What is a Pellet Wood Stove?
A pellet wood stove is an eco-friendly heating system that makes use of wood pellets instead of logs as fuel. These pellets measure about half an inch long and are made from saw dust, wood shavings and other sawmill by products. The stove is constructed from thick metal but is quite compact and cost-efficient. To make sure you’re purchasing the right pellet wood stove, the unit you’re about to buy should bear a permanent “U.S. Environmental Protection Agency" label. This indicates that the stove underwent EPA accredited laboratory testing and meets the updated standards for wood burning emissions.
Types of Pellet Stoves
Pellet stoves may come in the form of freestanding units or as inserts to modify an existing wood stove, to avoid the cost of buying a new one as an upgrade to a non EPA certified stove. Pellet stove inserts may also be installed in an existing vent system of a home to provide heating effect for the entire structure.
Other types of pellet stoves are equipped with a system that fans the heat to spread out inside a room or a floor level, depending on the stove’s heat range capacity.
Like any other product, this type of wood stove appliance has its advantages and disadvantages; perhaps you should check them out first.
Advantages of Pellet Wood Stoves
Pellet wood stoves are quite safe in as much as the stove itself has no heat on its external surface. Children and pets are relatively safe from accidentally searing themselves against the metal fixture. This also allows the placing of the stove close to the wall by a distance of at least an inch in between.
The said stoves have no smoke emissions and do not produce any unpleasant smell or aridness.
It is said to have 75% to 90% burning efficiency producing only minimal moisture; hence, very little gas output combines with the air.
A 40 pound sack of pellet costs only $3 and can last for two days.
A homeowner is entitled to a Residential Energy Efficiency Tax Credit, for the use or installation of energy efficient technologies from 2009 to 2010 at a combined total of up to $1500. Provided that the equipment or installations are new and meet the EPA performance and safety standards.
The Stove’s Disadvantages
Pellet wood stoves are electricity operated and are plugged to normal outlets just like any appliance. The electricity is needed by the motorized pellet fuel feeder to ensure even and regular feeding of wood pellets from the hopper or pellet container to the steel burn-pot. The normal electrical consumption of a pellet wood stove per month is about 100KWH. There are models that come with battery packs.

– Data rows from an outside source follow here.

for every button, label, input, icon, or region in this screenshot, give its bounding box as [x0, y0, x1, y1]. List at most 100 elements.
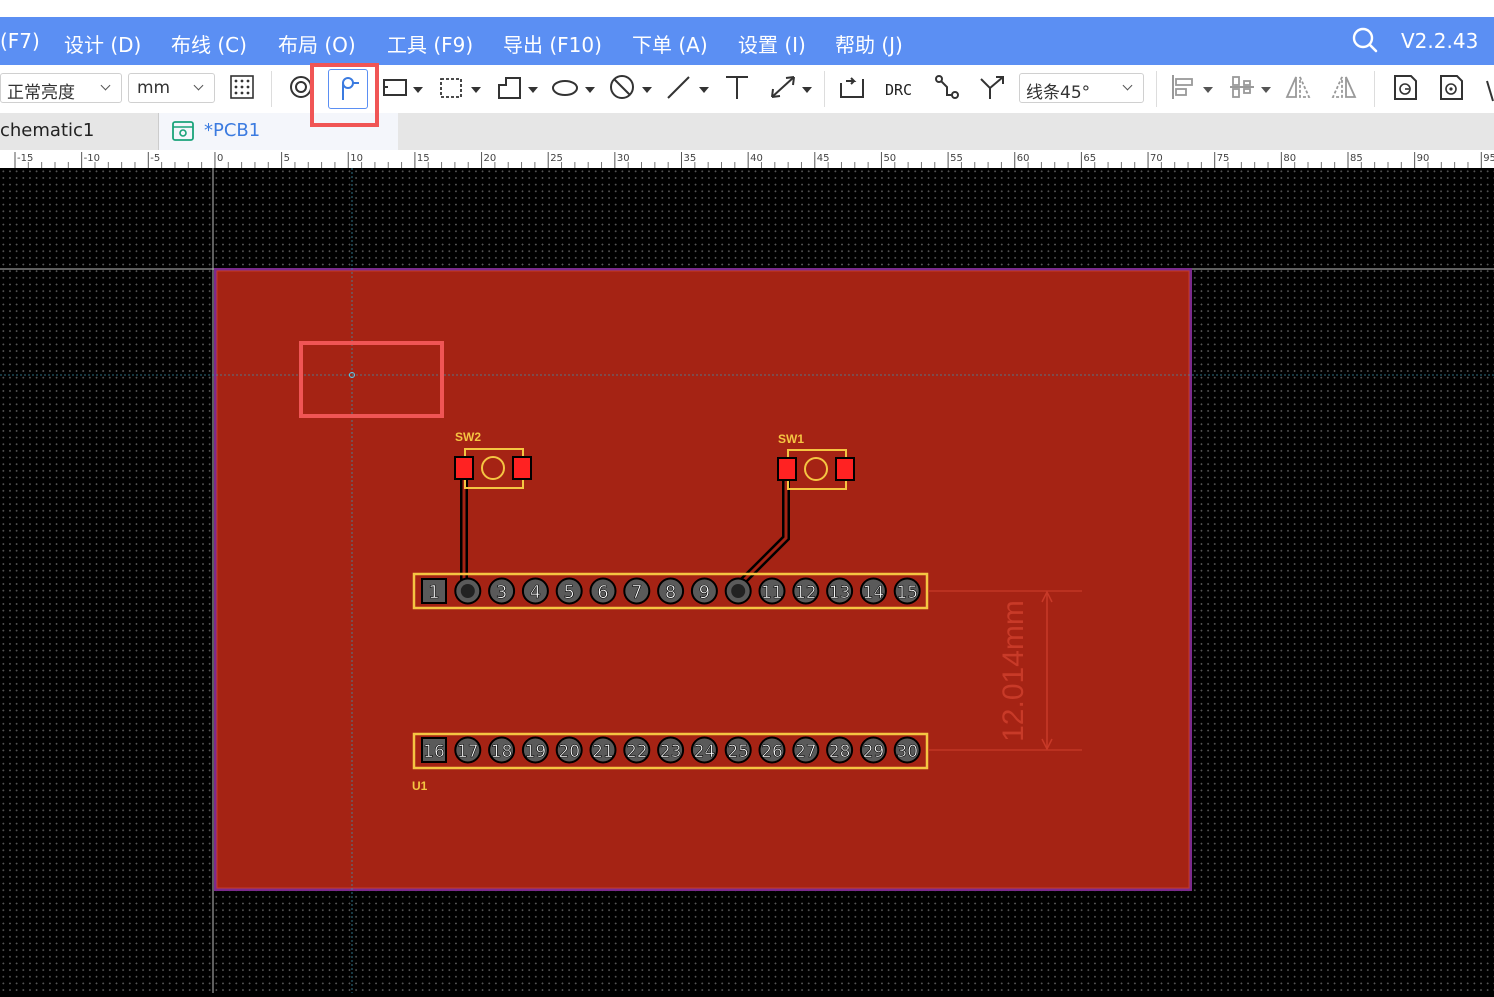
pin-number: 23	[660, 742, 682, 762]
route-mode-select[interactable]: 线条45°	[1019, 73, 1144, 103]
ruler-label: 45	[817, 153, 830, 164]
menu-item-view[interactable]: (F7)	[0, 29, 40, 53]
ellipse-icon[interactable]	[551, 73, 579, 105]
toolbar: 正常亮度 mm DRC 线条45°	[0, 65, 1494, 114]
diff-route-icon[interactable]	[978, 73, 1006, 105]
pcb-canvas[interactable]: SW2 SW1 U1 1 3 4 5 6 7 8 9 11 12 13 14 15 16 17 18 19 20…	[0, 168, 1494, 993]
chevron-down-icon[interactable]	[1261, 87, 1271, 93]
line-icon[interactable]	[665, 73, 693, 105]
ruler-label: -10	[84, 153, 100, 164]
ruler-label: 75	[1217, 153, 1230, 164]
pin-number: 11	[761, 583, 783, 603]
chevron-down-icon	[100, 80, 111, 91]
route-icon[interactable]	[838, 73, 866, 105]
brightness-select[interactable]: 正常亮度	[0, 73, 122, 103]
ruler-label: -5	[150, 153, 160, 164]
menu-item-layout[interactable]: 布局 (O)	[278, 29, 356, 58]
ruler-label: 60	[1017, 153, 1030, 164]
pcb-drawing[interactable]: SW2 SW1 U1 1 3 4 5 6 7 8 9 11 12 13 14 15 16 17 18 19 20…	[0, 168, 1494, 993]
toolbar-separator	[1374, 71, 1375, 107]
pcb-file-icon	[172, 120, 194, 152]
pin-number: 29	[863, 742, 885, 762]
align-left-icon[interactable]	[1170, 73, 1198, 105]
unit-select[interactable]: mm	[128, 73, 215, 103]
unit-value: mm	[137, 78, 171, 98]
pin-hole	[460, 584, 475, 598]
align-bottom-icon[interactable]	[1228, 73, 1256, 105]
route-mode-value: 线条45°	[1026, 83, 1091, 103]
no-entry-icon[interactable]	[608, 73, 636, 105]
single-route-icon[interactable]	[933, 73, 961, 105]
chevron-down-icon[interactable]	[699, 87, 709, 93]
pin-number: 21	[592, 742, 614, 762]
u1-top-pins[interactable]: 1 3 4 5 6 7 8 9 11 12 13 14 15	[421, 577, 921, 605]
chevron-down-icon[interactable]	[528, 87, 538, 93]
toolbar-separator	[824, 71, 825, 107]
chevron-down-icon	[1122, 80, 1133, 91]
ruler-label: 30	[617, 153, 630, 164]
pin-number: 17	[457, 742, 479, 762]
menu-item-order[interactable]: 下单 (A)	[632, 29, 708, 58]
chevron-down-icon[interactable]	[802, 87, 812, 93]
ruler-label: 0	[217, 153, 223, 164]
u1-bottom-pins[interactable]: 16 17 18 19 20 21 22 23 24 25 26 27 28 29 30	[421, 736, 921, 764]
ruler-label: 50	[883, 153, 896, 164]
menu-item-tools[interactable]: 工具 (F9)	[387, 29, 473, 58]
pin-number: 4	[530, 582, 541, 603]
chevron-down-icon[interactable]	[585, 87, 595, 93]
pin-number: 13	[829, 583, 851, 603]
pin-number: 25	[727, 742, 749, 762]
dimension-icon[interactable]	[768, 73, 798, 105]
flip-h-icon[interactable]	[1284, 73, 1312, 105]
ruler-label: 10	[350, 153, 363, 164]
chevron-down-icon[interactable]	[1203, 87, 1213, 93]
pin-number: 27	[795, 742, 817, 762]
ruler-label: 5	[284, 153, 290, 164]
ruler-label: 65	[1083, 153, 1096, 164]
gerber-icon[interactable]	[1391, 73, 1419, 105]
pin-number: 30	[896, 742, 918, 762]
pin-number: 24	[694, 742, 716, 762]
more-tools-icon[interactable]	[1484, 79, 1494, 111]
pin-number: 18	[491, 742, 513, 762]
grid-icon[interactable]	[228, 73, 256, 105]
text-icon[interactable]	[723, 73, 751, 105]
pin-number: 1	[428, 582, 439, 603]
pin-number: 15	[896, 583, 918, 603]
ruler-label: 40	[750, 153, 763, 164]
pin-number: 26	[761, 742, 783, 762]
pick-place-icon[interactable]	[1437, 73, 1465, 105]
tab-schematic[interactable]: chematic1	[0, 113, 159, 150]
brightness-value: 正常亮度	[7, 83, 75, 103]
highlight-box-canvas	[299, 341, 444, 418]
polygon-icon[interactable]	[496, 73, 524, 105]
menu-item-route[interactable]: 布线 (C)	[171, 29, 247, 58]
flip-v-icon[interactable]	[1330, 73, 1358, 105]
menu-bar: (F7) 设计 (D) 布线 (C) 布局 (O) 工具 (F9) 导出 (F1…	[0, 17, 1494, 65]
menu-item-export[interactable]: 导出 (F10)	[503, 29, 602, 58]
chevron-down-icon[interactable]	[642, 87, 652, 93]
rect-select-icon[interactable]	[382, 73, 408, 105]
pin-number: 7	[631, 582, 642, 603]
ruler-label: 90	[1417, 153, 1430, 164]
menu-item-settings[interactable]: 设置 (I)	[738, 29, 806, 58]
dashed-rect-icon[interactable]	[438, 73, 466, 105]
u1-designator: U1	[412, 779, 428, 793]
menu-item-design[interactable]: 设计 (D)	[64, 29, 141, 58]
pin-number: 20	[558, 742, 580, 762]
ruler-label: 80	[1283, 153, 1296, 164]
menu-item-help[interactable]: 帮助 (J)	[835, 29, 903, 58]
tab-pcb-label: *PCB1	[204, 120, 261, 141]
chevron-down-icon[interactable]	[471, 87, 481, 93]
pin-number: 22	[626, 742, 648, 762]
drc-icon[interactable]: DRC	[885, 81, 912, 113]
search-icon[interactable]	[1352, 27, 1378, 53]
tab-schematic-label: chematic1	[0, 120, 95, 141]
version-label: V2.2.43	[1401, 29, 1479, 53]
ruler-label: 70	[1150, 153, 1163, 164]
pin-number: 19	[525, 742, 547, 762]
ruler-label: 55	[950, 153, 963, 164]
ruler-ticks: -15 -10 -5 0 5 10 15 20 25 30 35 40 45 50 55 60 65 70 75 80…	[14, 152, 1494, 168]
chevron-down-icon[interactable]	[413, 87, 423, 93]
pin-number: 16	[423, 742, 445, 762]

Not all houses can be fitted with a pellet wood stove insert for the house’s vent system. US housing laws prohibit their installations in manufactured or pre-fabricated houses.
For houses with installed pellet wood stoves in their vent systems, a professional will be required to perform an annual chimney sweep before winter or at the end of each fall. The professional will issue a certification regarding the results of the chimney sweep which includes an affirmation that the components of the pellet wood stoves as well as the chimney are in good working condition.
All types of pellet wood stoves require a thorough combustor inspection at least three times during the winter season. This is to check if the combustor needs to be replaced; the cost of a combustor replacement is around $200 or less. At the end of the winter season, the ash residues and wood pellet leftovers should be removed with a wire brush.
Other Considerations when Buying a Pellet Wood Stove
The prices of pellet wood stoves range from $1700 to $3,000, and they are widely available throughout the US. In fact, you can buy one from online stores like Amazon. However, it is best if you also look into the pellet stove’s capacity for ash content. This is important for the stove’s efficiency, since some pellet fuels have high ash contents, which makes it necessary for the user to use only the type of pellets recommended by the manufacturer.
The disadvantages of a pellet wood stove may influence your decision to buy this type of stove and settle for the conventional EPA certified wood stove instead. Nevertheless, standards of fuel emissions have been put in place, and the Pellet Fuels Institute (PFI) oversees the production of pellet manufacturers, by maintaining the National Residential Pellet Fuel Standards. This is pursuant to the government’s push for higher emission restrictions by lowering the present PM2.5 by at least half.
In addition, several US communities ban wood burning in their localities, while a number of petitions in some areas are being signed for the nationwide banning of wood burning, In line with this, you may have to reconsider your options when buying a conventional wood stove, albeit EPA certified. A pellet wood stove may still end up as the better choice.